Electricity generation companies (GenCos) in Nigeria, have again raised an alarm over the epileptic performance of the nation’s national grid.

Section 15.3.1 of the national grid code states that the Frequency shall be maintained at 50 Hz. This means that the National Control Centre, overseen by the Transmission Company of Nigeria (TCN), would control the System Frequency within a narrow operating band of +/- 0.5 per cent (49.75 – 50.25 Hz) from 50 Hz, at least 97% of the time during Normal Conditions.

Besides, under System Stress, the Frequency Control on the Power System is expected to be exercised within the limits of 50 Hz +/- 2.5 per cent (48.75 – 51.25 Hz).

But the GenCos told The Guardian that the grid performance from 2015 till date has not met extant regulations.

Indeed, the Executive Secretary, the Association of Power Generation Companies (APGC), Joy Ogaji, said GenCos have been bearing the brunt of the challenge in addition to all other market risks.

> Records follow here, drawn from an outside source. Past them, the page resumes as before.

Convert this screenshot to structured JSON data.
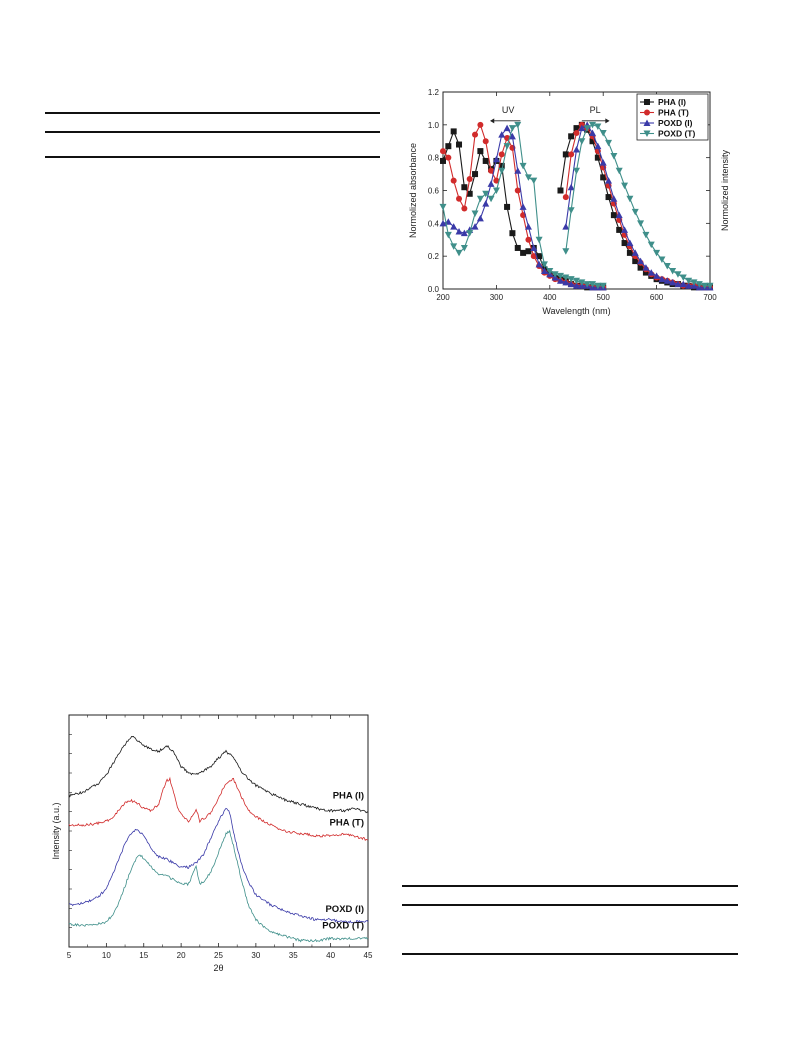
{
  "colors": {
    "black": "#1a1a1a",
    "red": "#d12b2b",
    "blue": "#3a3aa8",
    "teal": "#3f8f8a"
  },
  "chart_data": [
    {
      "type": "line",
      "xlabel": "Wavelength (nm)",
      "ylabel": "Normolized absorbance",
      "y2label": "Normolized intensity",
      "xlim": [
        200,
        700
      ],
      "ylim": [
        0,
        1.2
      ],
      "xticks": [
        "200",
        "300",
        "400",
        "500",
        "600",
        "700"
      ],
      "yticks": [
        "0.0",
        "0.2",
        "0.4",
        "0.6",
        "0.8",
        "1.0",
        "1.2"
      ],
      "legend_position": "top-right",
      "annotations": [
        "UV",
        "PL"
      ],
      "series": [
        {
          "name": "PHA (I)",
          "marker": "square",
          "color_key": "black",
          "uv": {
            "x": [
              200,
              210,
              220,
              230,
              240,
              250,
              260,
              270,
              280,
              290,
              300,
              310,
              320,
              330,
              340,
              350,
              360,
              370,
              380,
              390,
              400,
              410,
              420,
              430,
              440,
              450,
              460,
              470,
              480,
              490,
              500
            ],
            "y": [
              0.78,
              0.87,
              0.96,
              0.88,
              0.62,
              0.58,
              0.7,
              0.84,
              0.78,
              0.73,
              0.78,
              0.75,
              0.5,
              0.34,
              0.25,
              0.22,
              0.23,
              0.25,
              0.2,
              0.12,
              0.09,
              0.07,
              0.06,
              0.05,
              0.03,
              0.02,
              0.02,
              0.01,
              0.01,
              0.01,
              0.01
            ]
          },
          "pl": {
            "x": [
              420,
              430,
              440,
              450,
              460,
              470,
              480,
              490,
              500,
              510,
              520,
              530,
              540,
              550,
              560,
              570,
              580,
              590,
              600,
              610,
              620,
              630,
              640,
              650,
              660,
              670,
              680,
              690,
              700
            ],
            "y": [
              0.6,
              0.82,
              0.93,
              0.98,
              1.0,
              0.97,
              0.9,
              0.8,
              0.68,
              0.56,
              0.45,
              0.36,
              0.28,
              0.22,
              0.17,
              0.13,
              0.1,
              0.08,
              0.06,
              0.05,
              0.04,
              0.03,
              0.03,
              0.02,
              0.02,
              0.01,
              0.01,
              0.01,
              0.01
            ]
          }
        },
        {
          "name": "PHA (T)",
          "marker": "circle",
          "color_key": "red",
          "uv": {
            "x": [
              200,
              210,
              220,
              230,
              240,
              250,
              260,
              270,
              280,
              290,
              300,
              310,
              320,
              330,
              340,
              350,
              360,
              370,
              380,
              390,
              400,
              410,
              420,
              430,
              440,
              450,
              460,
              470,
              480,
              490,
              500
            ],
            "y": [
              0.84,
              0.8,
              0.66,
              0.55,
              0.49,
              0.67,
              0.94,
              1.0,
              0.9,
              0.72,
              0.66,
              0.82,
              0.92,
              0.86,
              0.6,
              0.45,
              0.3,
              0.2,
              0.14,
              0.1,
              0.08,
              0.06,
              0.05,
              0.04,
              0.03,
              0.02,
              0.02,
              0.02,
              0.01,
              0.01,
              0.01
            ]
          },
          "pl": {
            "x": [
              430,
              440,
              450,
              460,
              470,
              480,
              490,
              500,
              510,
              520,
              530,
              540,
              550,
              560,
              570,
              580,
              590,
              600,
              610,
              620,
              630,
              640,
              650,
              660,
              670,
              680,
              690,
              700
            ],
            "y": [
              0.56,
              0.82,
              0.95,
              1.0,
              0.98,
              0.93,
              0.84,
              0.74,
              0.63,
              0.52,
              0.42,
              0.33,
              0.26,
              0.2,
              0.16,
              0.12,
              0.09,
              0.07,
              0.06,
              0.05,
              0.04,
              0.03,
              0.02,
              0.02,
              0.02,
              0.01,
              0.01,
              0.01
            ]
          }
        },
        {
          "name": "POXD (I)",
          "marker": "triangle-up",
          "color_key": "blue",
          "uv": {
            "x": [
              200,
              210,
              220,
              230,
              240,
              250,
              260,
              270,
              280,
              290,
              300,
              310,
              320,
              330,
              340,
              350,
              360,
              370,
              380,
              390,
              400,
              410,
              420,
              430,
              440,
              450,
              460,
              470,
              480,
              490,
              500
            ],
            "y": [
              0.4,
              0.41,
              0.38,
              0.35,
              0.34,
              0.36,
              0.38,
              0.43,
              0.52,
              0.64,
              0.79,
              0.94,
              0.98,
              0.93,
              0.72,
              0.5,
              0.38,
              0.25,
              0.15,
              0.11,
              0.09,
              0.07,
              0.05,
              0.04,
              0.03,
              0.02,
              0.02,
              0.02,
              0.01,
              0.01,
              0.01
            ]
          },
          "pl": {
            "x": [
              430,
              440,
              450,
              460,
              470,
              480,
              490,
              500,
              510,
              520,
              530,
              540,
              550,
              560,
              570,
              580,
              590,
              600,
              610,
              620,
              630,
              640,
              650,
              660,
              670,
              680,
              690,
              700
            ],
            "y": [
              0.38,
              0.62,
              0.85,
              0.98,
              1.0,
              0.95,
              0.87,
              0.77,
              0.66,
              0.55,
              0.45,
              0.36,
              0.28,
              0.22,
              0.17,
              0.13,
              0.1,
              0.08,
              0.06,
              0.05,
              0.04,
              0.03,
              0.03,
              0.02,
              0.02,
              0.01,
              0.01,
              0.01
            ]
          }
        },
        {
          "name": "POXD (T)",
          "marker": "triangle-down",
          "color_key": "teal",
          "uv": {
            "x": [
              200,
              210,
              220,
              230,
              240,
              250,
              260,
              270,
              280,
              290,
              300,
              310,
              320,
              330,
              340,
              350,
              360,
              370,
              380,
              390,
              400,
              410,
              420,
              430,
              440,
              450,
              460,
              470,
              480,
              490,
              500
            ],
            "y": [
              0.5,
              0.33,
              0.26,
              0.22,
              0.25,
              0.34,
              0.46,
              0.55,
              0.58,
              0.55,
              0.6,
              0.72,
              0.87,
              0.98,
              1.0,
              0.75,
              0.68,
              0.66,
              0.3,
              0.15,
              0.11,
              0.09,
              0.08,
              0.07,
              0.06,
              0.05,
              0.04,
              0.03,
              0.03,
              0.02,
              0.02
            ]
          },
          "pl": {
            "x": [
              430,
              440,
              450,
              460,
              470,
              480,
              490,
              500,
              510,
              520,
              530,
              540,
              550,
              560,
              570,
              580,
              590,
              600,
              610,
              620,
              630,
              640,
              650,
              660,
              670,
              680,
              690,
              700
            ],
            "y": [
              0.23,
              0.48,
              0.72,
              0.9,
              0.98,
              1.0,
              0.99,
              0.95,
              0.89,
              0.81,
              0.72,
              0.63,
              0.55,
              0.47,
              0.4,
              0.33,
              0.27,
              0.22,
              0.18,
              0.14,
              0.11,
              0.09,
              0.07,
              0.05,
              0.04,
              0.03,
              0.02,
              0.02
            ]
          }
        }
      ]
    },
    {
      "type": "line",
      "xlabel": "2θ",
      "ylabel": "Intensity (a.u.)",
      "xlim": [
        5,
        45
      ],
      "xticks": [
        "5",
        "10",
        "15",
        "20",
        "25",
        "30",
        "35",
        "40",
        "45"
      ],
      "series_labels": [
        "PHA (I)",
        "PHA (T)",
        "POXD (I)",
        "POXD (T)"
      ],
      "series": [
        {
          "name": "PHA (I)",
          "color_key": "black",
          "x": [
            5,
            7,
            9,
            10,
            11,
            12,
            13,
            13.5,
            14,
            15,
            16,
            17,
            18,
            19,
            20,
            21,
            22,
            23,
            24,
            25,
            26,
            26.5,
            27,
            28,
            29,
            30,
            32,
            34,
            36,
            38,
            40,
            42,
            43,
            44,
            45
          ],
          "y": [
            0.72,
            0.74,
            0.78,
            0.82,
            0.88,
            0.94,
            0.99,
            1.0,
            0.99,
            0.96,
            0.94,
            0.93,
            0.96,
            0.93,
            0.86,
            0.83,
            0.82,
            0.84,
            0.86,
            0.9,
            0.93,
            0.92,
            0.9,
            0.84,
            0.8,
            0.77,
            0.73,
            0.7,
            0.68,
            0.66,
            0.65,
            0.65,
            0.66,
            0.65,
            0.64
          ]
        },
        {
          "name": "PHA (T)",
          "color_key": "red",
          "x": [
            5,
            7,
            9,
            10,
            11,
            12,
            13,
            14,
            15,
            16,
            17,
            17.5,
            18,
            18.5,
            19,
            19.5,
            20,
            21,
            21.5,
            22,
            22.5,
            23,
            24,
            25,
            26,
            27,
            28,
            29,
            30,
            32,
            34,
            36,
            38,
            40,
            42,
            43,
            44,
            45
          ],
          "y": [
            0.58,
            0.58,
            0.59,
            0.6,
            0.62,
            0.67,
            0.7,
            0.69,
            0.66,
            0.65,
            0.68,
            0.74,
            0.79,
            0.8,
            0.74,
            0.67,
            0.63,
            0.6,
            0.62,
            0.66,
            0.6,
            0.61,
            0.64,
            0.71,
            0.78,
            0.8,
            0.72,
            0.65,
            0.62,
            0.58,
            0.55,
            0.54,
            0.53,
            0.53,
            0.54,
            0.53,
            0.52,
            0.51
          ]
        },
        {
          "name": "POXD (I)",
          "color_key": "blue",
          "x": [
            5,
            7,
            9,
            10,
            11,
            12,
            13,
            14,
            15,
            16,
            17,
            18,
            19,
            20,
            21,
            22,
            23,
            24,
            25,
            26,
            26.5,
            27,
            28,
            29,
            30,
            32,
            34,
            36,
            38,
            40,
            42,
            44,
            45
          ],
          "y": [
            0.2,
            0.21,
            0.24,
            0.28,
            0.36,
            0.45,
            0.53,
            0.56,
            0.53,
            0.47,
            0.43,
            0.42,
            0.4,
            0.38,
            0.38,
            0.4,
            0.44,
            0.52,
            0.6,
            0.66,
            0.64,
            0.55,
            0.4,
            0.31,
            0.25,
            0.2,
            0.17,
            0.15,
            0.13,
            0.13,
            0.12,
            0.12,
            0.12
          ]
        },
        {
          "name": "POXD (T)",
          "color_key": "teal",
          "x": [
            5,
            7,
            9,
            10,
            11,
            12,
            13,
            14,
            14.5,
            15,
            16,
            17,
            18,
            19,
            20,
            21,
            21.5,
            22,
            22.5,
            23,
            24,
            25,
            26,
            26.5,
            27,
            28,
            29,
            30,
            32,
            34,
            36,
            38,
            40,
            42,
            44,
            45
          ],
          "y": [
            0.11,
            0.1,
            0.11,
            0.12,
            0.16,
            0.24,
            0.34,
            0.42,
            0.44,
            0.42,
            0.38,
            0.35,
            0.34,
            0.32,
            0.3,
            0.3,
            0.34,
            0.38,
            0.3,
            0.31,
            0.36,
            0.45,
            0.54,
            0.55,
            0.48,
            0.33,
            0.2,
            0.13,
            0.07,
            0.05,
            0.03,
            0.03,
            0.04,
            0.04,
            0.04,
            0.04
          ]
        }
      ]
    }
  ]
}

“Frequency Deviations out of tolerable zones are not only damaging the GenCos units but are also increasing considerably the maintenance costs close to three times the normal maintenance costs. The intervals between maintenance will decrease and will need longer time for completion with a greater downtime of the generating units; needing extra investment to increase the power plant capacity,” Ogaji said.

However, TCN had said the Nigerian Grid Code Frequency Standard is 49.75Hz and 50.25Hz, while the WAPP Frequency standard is 49.80Hz and 50.20Hz.

It also noted that the National Grid achieved frequency control of between 49.80Hz and 50.20Hz for 64.47 per cent of the time and frequency control between 49.75Hz and 50.25Hz for 85.55 per cent between December 27, 2018 and January 12, 2019.

“The frequency control is the best ever achieved in the history of Nigeria and is also the best in West Africa as at today. The frequency control achieved from January 8-12, 2019, is the best so far by any power utility in West Africa,” a spokesperson for TCN, Ndidi Mba said.

TCN explained that subsequent collapse of the National Grid, as was the case last week, was inevitable due to extant challenges, including lack of commensurate investment by the DisCos.

Meanwhile, the Association of Nigerian Electricity Distributors (ANED), the umbrella body for distribution companies (DisCos), had last year decried the repeated system collapse, stating that TCN’s analogue system caused over 100 electricity grid collapses since the privatisation of the power sector in 2013.

Stating that transmission networks constitute the vital arteries of the entire power value chain, indicating that the industry growth is contingent to development of a robust and a non-collapsible transmission to acceptable technical limits has exposed generator units to perform beyond factory rated capability.

Ogaji said the inability of the system operator to maintain grid stability leads to huge fatigue damage and higher costs. “In addition, operation of these gas turbines far away from their baseloads implies a reduction in efficiency or in other words an increase in consumption of gas by as much as 15-20 per cent, a cost not recognised by Nigerian Bulk Electricity Trading Plc. nor captured in the Multi-Year Tariff Order (MYTO).

“All electrical appliances (thermal and hydro plants) have set conditions under which they function at optimal levels and are designed to operate optimally and efficiently at baseload.”

As a result, GenCos can no longer sustain these costs alone given the level of remittance in the market, which barely covers the operating cost, she noted/

“The only sane thing to do to save the sector from collapsing is for GenCos to adhere to Section 12.6.6 of the Grid code by allowing the generator to disconnect the Generating Unit for reasons of safety of personnel, Apparatus, and/or Plant,” Ogaji said.